L’impegno si ferma al click.

L’impegno si ferma al click.

di Roberta Baiano

 

Negli ultimi anni, l’attivismo si è spostato online. 

Le piattaforme digitali – in particolare i social network – sono diventate il principale canale di diffusione di contenuti legati a cause civili e sociali: video brevi, grafiche informative, dirette. 

 

Gli utenti sono costantemente coinvolti, sollecitati a reagire, partecipare, rilanciare. 

La gamma dei temi è ampia: razzismo, clima, diritti, parità, linguaggio inclusivo. 

Tutto rientra sotto l’etichetta dell’attivismo digitale.

 

La questione, però, è che la visibilità non coincide con l’efficacia. 

 

Il fatto che un’informazione circoli non implica che produca conseguenze reali, ed è qui che si inserisce una definizione sempre più usata: slacktivism

L’attivismo pigro, cioè la partecipazione apparente basata su gesti minimi – un like, una condivisione, un commento – spesso confusa con l’impegno effettivo.

 

Molte persone diffondono contenuti per rafforzare un’identità pubblica coerente con determinati valori, ma raramente questa rappresentazione poi è accompagnata da scelte o comportamenti che abbiano un impatto nella vita quotidiana. 

Si prende in prestito materiale già in circolazione, lo si modifica, si risponde ad altri contenuti, si partecipa a catene. 

 

È la struttura stessa dei social a incoraggiare questo modello: veloce, reattivo, superficiale.

 

A complicare il quadro interviene la logica algoritmica. 

I contenuti che vediamo – come ben sappiamo – non sono neutri, anzi, sono selezionati in base alle nostre interazioni. 

L’algoritmo registra ciò con cui abbiamo già avuto a che fare e lo ripropone, alimentando il bias di conferma. 

 

Questo meccanismo rafforza convinzioni preesistenti, escludendo contenuti che potrebbero contraddirle o metterle in discussione. 

Il risultato è un ambiente chiuso, polarizzato, dove il dibattito viene sostituito da conferme a circuito chiuso. 

 

Le cosiddette bolle algoritmiche riducono la possibilità di confronto e trasformano la partecipazione in una sequenza di monologhi.

 

In un contesto così strutturato, la domanda sull’efficacia dell’attivismo online diventa inevitabile.

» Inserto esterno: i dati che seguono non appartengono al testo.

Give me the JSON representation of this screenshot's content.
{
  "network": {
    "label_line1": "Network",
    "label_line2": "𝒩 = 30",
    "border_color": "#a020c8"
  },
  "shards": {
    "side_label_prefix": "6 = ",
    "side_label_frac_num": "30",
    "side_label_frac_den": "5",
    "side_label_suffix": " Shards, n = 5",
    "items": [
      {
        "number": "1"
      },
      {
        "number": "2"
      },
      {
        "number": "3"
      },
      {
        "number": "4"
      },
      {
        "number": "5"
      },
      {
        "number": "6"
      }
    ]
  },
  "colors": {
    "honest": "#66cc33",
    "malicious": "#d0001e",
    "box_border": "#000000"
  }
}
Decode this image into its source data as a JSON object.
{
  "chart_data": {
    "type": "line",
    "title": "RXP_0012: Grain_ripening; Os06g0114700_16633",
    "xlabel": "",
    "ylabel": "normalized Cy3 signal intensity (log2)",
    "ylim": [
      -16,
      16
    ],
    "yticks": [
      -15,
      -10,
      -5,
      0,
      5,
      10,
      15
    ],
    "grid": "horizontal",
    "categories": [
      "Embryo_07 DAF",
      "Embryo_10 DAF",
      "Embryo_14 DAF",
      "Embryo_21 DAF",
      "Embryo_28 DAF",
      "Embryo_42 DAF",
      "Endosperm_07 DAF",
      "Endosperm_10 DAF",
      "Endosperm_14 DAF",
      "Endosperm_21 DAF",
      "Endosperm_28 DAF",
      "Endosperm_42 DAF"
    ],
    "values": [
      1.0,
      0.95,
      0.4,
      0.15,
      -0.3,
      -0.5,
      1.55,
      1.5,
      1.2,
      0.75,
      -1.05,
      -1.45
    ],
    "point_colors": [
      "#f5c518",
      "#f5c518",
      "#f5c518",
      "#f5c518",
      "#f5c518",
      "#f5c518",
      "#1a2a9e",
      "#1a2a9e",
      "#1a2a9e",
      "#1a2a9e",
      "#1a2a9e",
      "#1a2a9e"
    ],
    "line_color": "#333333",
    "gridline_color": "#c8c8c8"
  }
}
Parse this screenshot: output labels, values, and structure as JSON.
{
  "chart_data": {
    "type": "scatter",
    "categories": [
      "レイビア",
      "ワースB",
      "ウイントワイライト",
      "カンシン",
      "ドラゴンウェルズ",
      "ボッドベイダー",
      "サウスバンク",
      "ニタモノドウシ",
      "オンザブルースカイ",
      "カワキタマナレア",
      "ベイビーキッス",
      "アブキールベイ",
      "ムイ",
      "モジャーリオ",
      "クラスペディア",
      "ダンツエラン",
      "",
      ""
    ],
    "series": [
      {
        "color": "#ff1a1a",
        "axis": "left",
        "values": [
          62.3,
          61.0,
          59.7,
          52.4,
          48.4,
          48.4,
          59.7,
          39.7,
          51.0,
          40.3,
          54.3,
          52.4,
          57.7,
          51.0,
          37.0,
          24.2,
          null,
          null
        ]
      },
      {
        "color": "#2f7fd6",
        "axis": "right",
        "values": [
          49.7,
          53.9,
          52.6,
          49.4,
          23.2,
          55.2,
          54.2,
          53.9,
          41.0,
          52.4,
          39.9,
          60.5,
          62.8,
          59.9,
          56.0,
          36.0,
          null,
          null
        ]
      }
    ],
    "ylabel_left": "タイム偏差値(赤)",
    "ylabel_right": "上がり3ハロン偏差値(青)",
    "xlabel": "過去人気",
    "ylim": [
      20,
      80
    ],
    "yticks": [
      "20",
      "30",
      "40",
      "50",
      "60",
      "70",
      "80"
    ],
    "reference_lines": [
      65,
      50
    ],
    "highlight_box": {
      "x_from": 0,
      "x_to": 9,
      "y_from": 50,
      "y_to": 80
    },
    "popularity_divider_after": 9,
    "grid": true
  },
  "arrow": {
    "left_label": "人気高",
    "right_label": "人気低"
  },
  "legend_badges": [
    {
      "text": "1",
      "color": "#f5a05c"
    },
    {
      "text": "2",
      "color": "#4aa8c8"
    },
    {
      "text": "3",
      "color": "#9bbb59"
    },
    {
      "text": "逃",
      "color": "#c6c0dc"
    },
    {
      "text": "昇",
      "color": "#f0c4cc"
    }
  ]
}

Viene spesso confuso con l’attivismo vero e proprio, ma nella maggior parte dei casi si limita a una forma di adesione simbolica, con effetti minimi – se non nulli – sul piano materiale. 

Non modifica comportamenti, non cambia relazioni, non produce trasformazioni strutturali.

 

È, sì, un gesto che può rassicurare, alleggerire, far sentire presenti, ma difficilmente riesce a incidere.